Crop sprayer applying fertilizer to a field of young plants. Agricultural machinery at work.
While using modest amounts of those products may be harmless, their massive use has led to serious problems. Chemical fertilizer is a significant contributor to the climate crisis, as well as water pollution. The widespread use of herbicides and insecticides has led to herbicide-resistant crops and insecticide-resistant insects, as well as to reductions in populations of beneficial insects. Feeding low levels of antibiotics to animals fosters resistance to antibiotics in bacteria that infect animals, and those resistant bugs may cause untreatable diseases in humans. Many pesticides and medically important antibiotics have been banned from or restricted on farms, but problems persist thanks to opposition from farm groups and the chemical and drug industries.

Production and marketing of ultra-processed foods

ELEVEN

VIA Supermarkets and Restaurants

Another huge post-World War II phenomenon has been the use of all sorts of technologies—artificial colorings and flavorings, emulsifiers and preservatives, extrusion, novel packaging materials—to produce mostly “junk” foods (now often called “ultra-processed”). Roughly two-thirds of the typical American diet consists of ultra-processed foods. Many of those foods are junky by virtue of their high levels of refined sugars, saturated fat, and salt, three major health threats.
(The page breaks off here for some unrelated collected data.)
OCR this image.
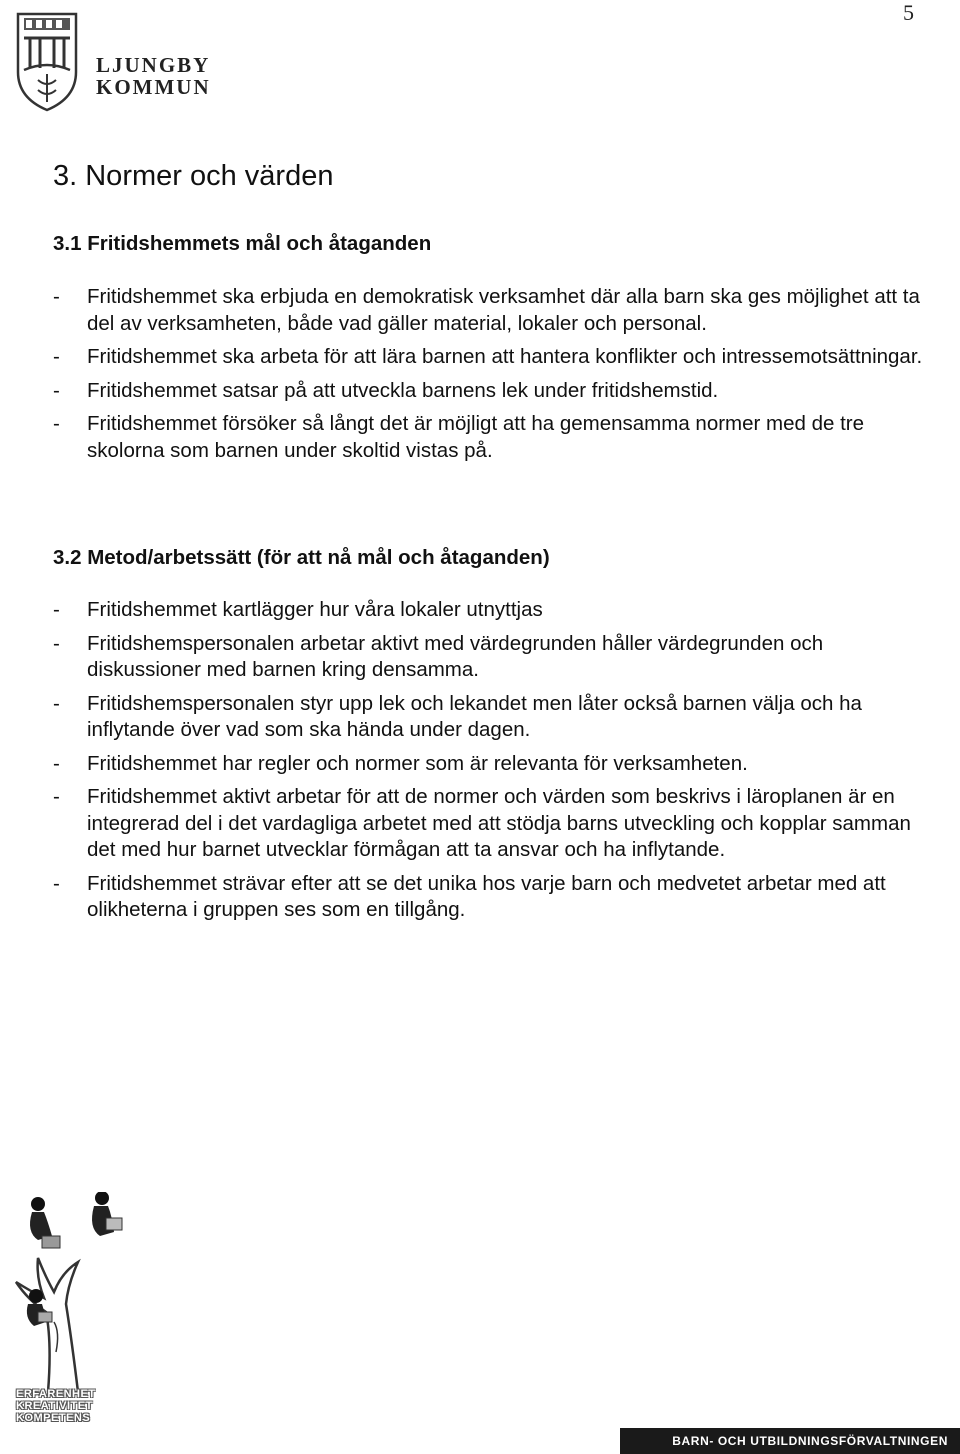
5
LJUNGBY
KOMMUN
3. Normer och värden
3.1 Fritidshemmets mål och åtaganden
- Fritidshemmet ska erbjuda en demokratisk verksamhet där alla barn ska ges möjlighet att ta del av verksamheten, både vad gäller material, lokaler och personal.
- Fritidshemmet ska arbeta för att lära barnen att hantera konflikter och intressemotsättningar.
- Fritidshemmet satsar på att utveckla barnens lek under fritidshemstid.
- Fritidshemmet försöker så långt det är möjligt att ha gemensamma normer med de tre skolorna som barnen under skoltid vistas på.
3.2 Metod/arbetssätt (för att nå mål och åtaganden)
- Fritidshemmet kartlägger hur våra lokaler utnyttjas
- Fritidshemspersonalen arbetar aktivt med värdegrunden håller värdegrunden och diskussioner med barnen kring densamma.
- Fritidshemspersonalen styr upp lek och lekandet men låter också barnen välja och ha inflytande över vad som ska hända under dagen.
- Fritidshemmet har regler och normer som är relevanta för verksamheten.
- Fritidshemmet aktivt arbetar för att de normer och värden som beskrivs i läroplanen är en integrerad del i det vardagliga arbetet med att stödja barns utveckling och kopplar samman det med hur barnet utvecklar förmågan att ta ansvar och ha inflytande.
- Fritidshemmet strävar efter att se det unika hos varje barn och medvetet arbetar med att olikheterna i gruppen ses som en tillgång.
ERFARENHET
KREATIVITET
KOMPETENS
BARN- OCH UTBILDNINGSFÖRVALTNINGEN
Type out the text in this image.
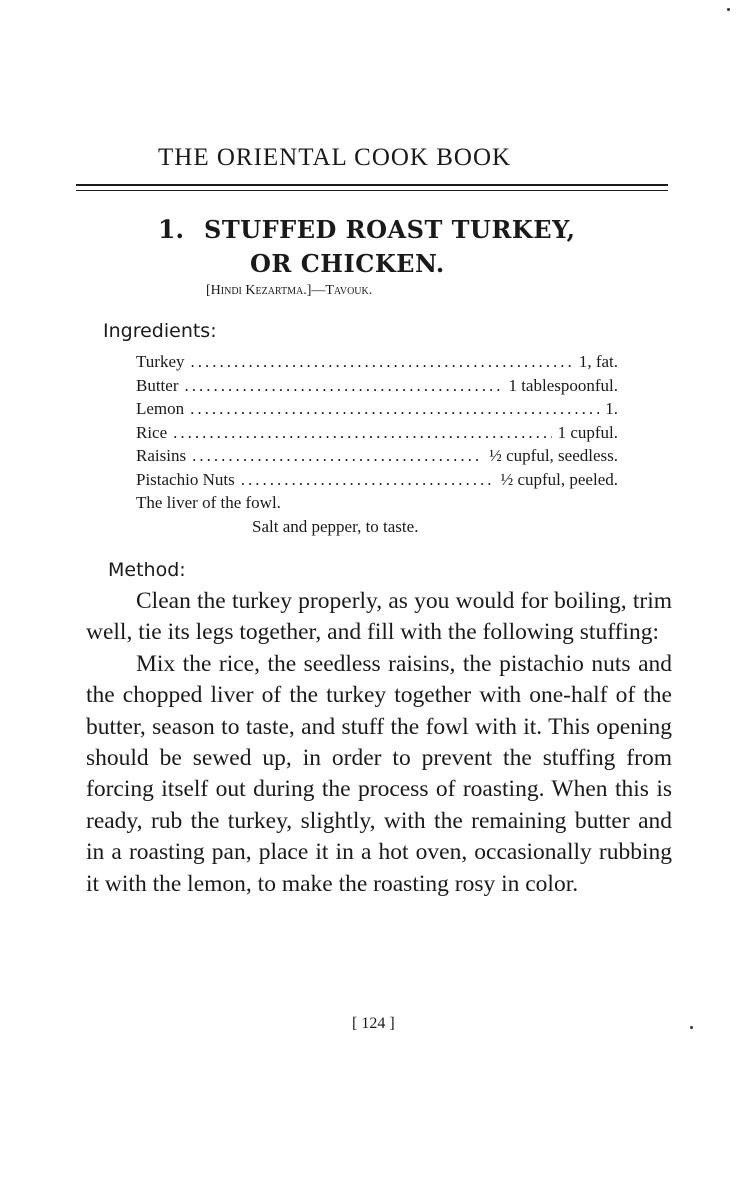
THE ORIENTAL COOK BOOK
1. STUFFED ROAST TURKEY,
OR CHICKEN.
[Hindi Kezartma.]—Tavouk.
Ingredients:
Turkey .....	1, fat.
Butter .....	1 tablespoonful.
Lemon .....	1.
Rice .....	1 cupful.
Raisins .....	½ cupful, seedless.
Pistachio Nuts .....	½ cupful, peeled.
The liver of the fowl.
Salt and pepper, to taste.
Method:

Clean the turkey properly, as you would for boiling, trim well, tie its legs together, and fill with the following stuffing:

Mix the rice, the seedless raisins, the pistachio nuts and the chopped liver of the turkey together with one-half of the butter, season to taste, and stuff the fowl with it. This opening should be sewed up, in order to prevent the stuffing from forcing itself out during the process of roasting. When this is ready, rub the turkey, slightly, with the remaining butter and in a roasting pan, place it in a hot oven, occasionally rubbing it with the lemon, to make the roasting rosy in color.

[ 124 ]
And many are low in dietary fiber, vitamins, minerals, and other potentially health-improving substances. Ultra-processed foods may contribute not only to tooth decay, obesity, diabetes, and cardiovascular disease, but may also alter the microbiome (with still poorly understood consequences) and even cognitive decline. Making matters worse is that companies blast marketing for such foods at young children, who may grow up considering them to be healthy and appropriate mainstays of their diets.